La direction du groupe a ainsi décidé d'envoyer un e-mail à ses 70.000 employés pour leur interdire de partir à la chasse aux Pikachu, Rondoudou et autres Rattata. Volkswagen souligne notamment qu'en jouant à Pokémon Go, les salariés font grimper le risque d'accident, en raison "du manque d'attention" dont ils font preuve.

Données sensibles

En outre, la célèbre marque allemande s'inquiète du risque pour la sécurité de ses informations. Le jeu Pokémon Go repose avant tout sur la géolocalisation ainsi que sur le partage de certaines données. Volkswagen, qui se remet à peine du scandale des moteurs truqués, craint que des informations sensibles et secrètes ne tombent ainsi dans les mains de tierces personnes.

D'autant que, rappelle le groupe, les informations liées au système de géolocalisation peuvent être communiquées par Niantic à d'autres sociétés.

Par ailleurs, les utilisateurs se retrouvent à partager des photos ou des films, ce qui, juge Volkswagen, risque de rendre vulnérable des informations lorsque le jeu est utilisé sur le lieu de travail.

D'où le message du constructeur qui, au passage, interdit évidemment aussi aux employés de télécharger le jeu sur leurs téléphones professionnels. Pas une grande perte a priori puisqu'un employé du groupe, interrogé par Bild affirme que "de toute façon il n'y avait pas de Pokémon fantastiques (des Chenipan et des Roucool)".

"Don't Pokémon and Work"

Volkswagen n'est néanmoins pas la seule compagnie à s'émouvoir. Le géant de l'acier ThyssenKrupp a, lui aussi, envoyé un mail à ses 31.000 salariés avec un message pour le moins clair: "Don't Pokémon and Work" (en gros "ne jouez pas au Pokémon et bossez!"). Une phrase écrite autour d'un adorable Pikachu dans le mail. Histoire de mieux faire passer la pilule auprès des salariés. "Nous nous sommes dits qu'un clin d'œil serait plus efficace qu'une réprimande", fait valoir un porte-parole du groupe auprès de Bild.

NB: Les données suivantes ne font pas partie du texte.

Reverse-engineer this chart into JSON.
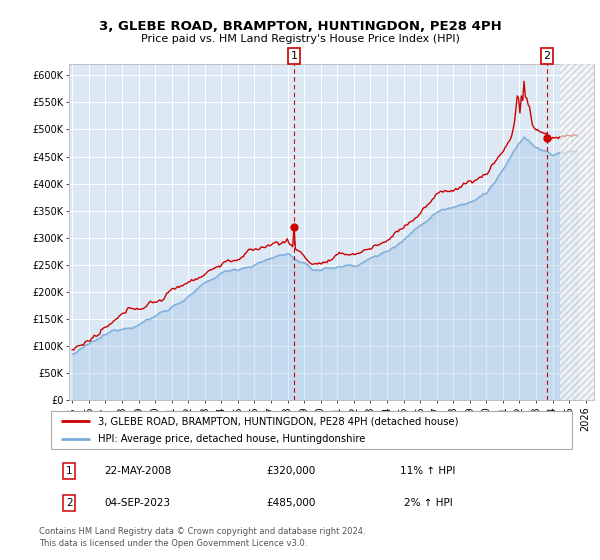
{
  "title1": "3, GLEBE ROAD, BRAMPTON, HUNTINGDON, PE28 4PH",
  "title2": "Price paid vs. HM Land Registry's House Price Index (HPI)",
  "ylim": [
    0,
    620000
  ],
  "yticks": [
    0,
    50000,
    100000,
    150000,
    200000,
    250000,
    300000,
    350000,
    400000,
    450000,
    500000,
    550000,
    600000
  ],
  "hpi_color": "#7aaddb",
  "price_color": "#cc0000",
  "background_color": "#dde8f5",
  "grid_color": "#ffffff",
  "legend_label1": "3, GLEBE ROAD, BRAMPTON, HUNTINGDON, PE28 4PH (detached house)",
  "legend_label2": "HPI: Average price, detached house, Huntingdonshire",
  "sale1_date": "22-MAY-2008",
  "sale1_price": "£320,000",
  "sale1_hpi": "11% ↑ HPI",
  "sale2_date": "04-SEP-2023",
  "sale2_price": "£485,000",
  "sale2_hpi": "2% ↑ HPI",
  "footer1": "Contains HM Land Registry data © Crown copyright and database right 2024.",
  "footer2": "This data is licensed under the Open Government Licence v3.0.",
  "sale1_year": 2008.38,
  "sale1_value": 320000,
  "sale2_year": 2023.67,
  "sale2_value": 485000,
  "hatch_start": 2024.42,
  "xlim_left": 1994.8,
  "xlim_right": 2026.5
}
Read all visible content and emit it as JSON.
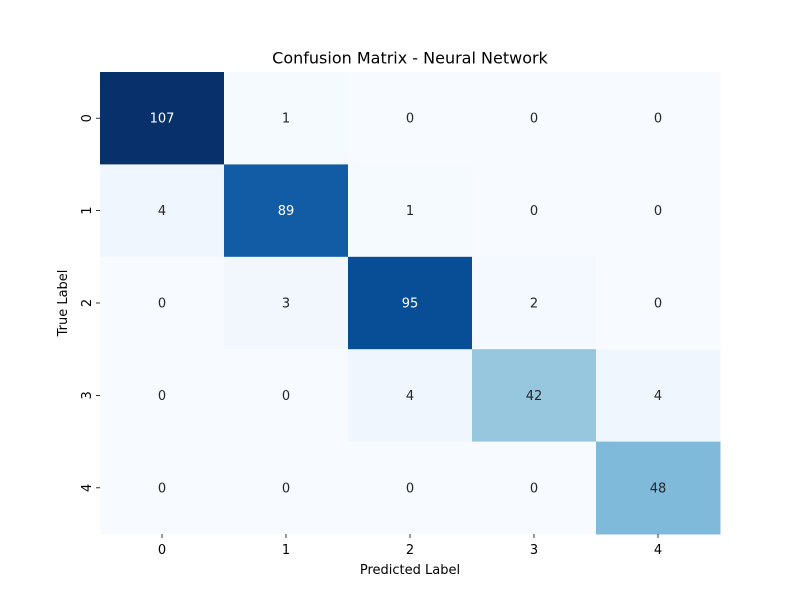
{
  "chart_data": {
    "type": "heatmap",
    "title": "Confusion Matrix - Neural Network",
    "xlabel": "Predicted Label",
    "ylabel": "True Label",
    "x_categories": [
      "0",
      "1",
      "2",
      "3",
      "4"
    ],
    "y_categories": [
      "0",
      "1",
      "2",
      "3",
      "4"
    ],
    "values": [
      [
        107,
        1,
        0,
        0,
        0
      ],
      [
        4,
        89,
        1,
        0,
        0
      ],
      [
        0,
        3,
        95,
        2,
        0
      ],
      [
        0,
        0,
        4,
        42,
        4
      ],
      [
        0,
        0,
        0,
        0,
        48
      ]
    ],
    "colormap": "Blues",
    "vmin": 0,
    "vmax": 107,
    "colorbar": false,
    "annotations": true,
    "colors": {
      "low": "#f7fbff",
      "high": "#08306b",
      "dark_text": "#262626",
      "light_text": "#ffffff"
    }
  }
}
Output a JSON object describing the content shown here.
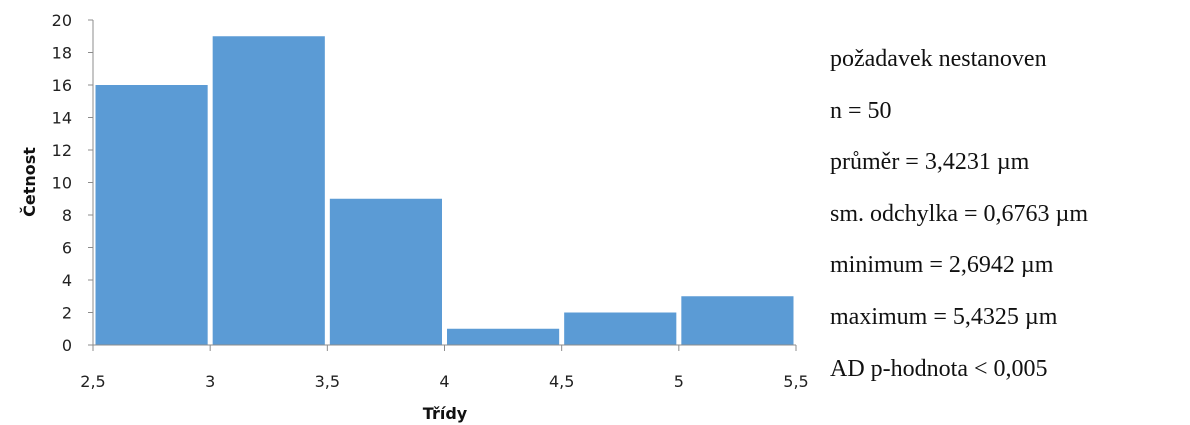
{
  "chart_data": {
    "type": "bar",
    "histogram": true,
    "bins": [
      {
        "from": 2.5,
        "to": 3.0,
        "count": 16
      },
      {
        "from": 3.0,
        "to": 3.5,
        "count": 19
      },
      {
        "from": 3.5,
        "to": 4.0,
        "count": 9
      },
      {
        "from": 4.0,
        "to": 4.5,
        "count": 1
      },
      {
        "from": 4.5,
        "to": 5.0,
        "count": 2
      },
      {
        "from": 5.0,
        "to": 5.5,
        "count": 3
      }
    ],
    "xlabel": "Třídy",
    "ylabel": "Četnost",
    "xlim": [
      2.5,
      5.5
    ],
    "ylim": [
      0,
      20
    ],
    "x_ticks": [
      "2,5",
      "3",
      "3,5",
      "4",
      "4,5",
      "5",
      "5,5"
    ],
    "y_ticks": [
      "0",
      "2",
      "4",
      "6",
      "8",
      "10",
      "12",
      "14",
      "16",
      "18",
      "20"
    ],
    "grid": false,
    "bar_color": "#5b9bd5"
  },
  "stats": [
    "požadavek nestanoven",
    "n = 50",
    "průměr = 3,4231 µm",
    "sm. odchylka = 0,6763 µm",
    "minimum = 2,6942 µm",
    "maximum = 5,4325 µm",
    "AD p-hodnota < 0,005"
  ]
}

Là encore, Thyssenkrupp invoque des raisons de sécurité. Même son de cloche chez les géants de la chimie BASF, Evonik, chez l'équipementier Bosch ou encore chez le constructeur Daimler, rapporte le Stuttgarter Nachrichten.

Les groupes allemands ne sont évidemment pas les seuls. Aux États-Unis, Boeing avait ainsi interdit mi-juillet à ses employés de chasser des Pokémon au travail, alors que, selon plusieurs sites spécialisés, l'application avait été installée sur 100 téléphone professionnels. Un employé aurait même failli se blesser en jouant au travail.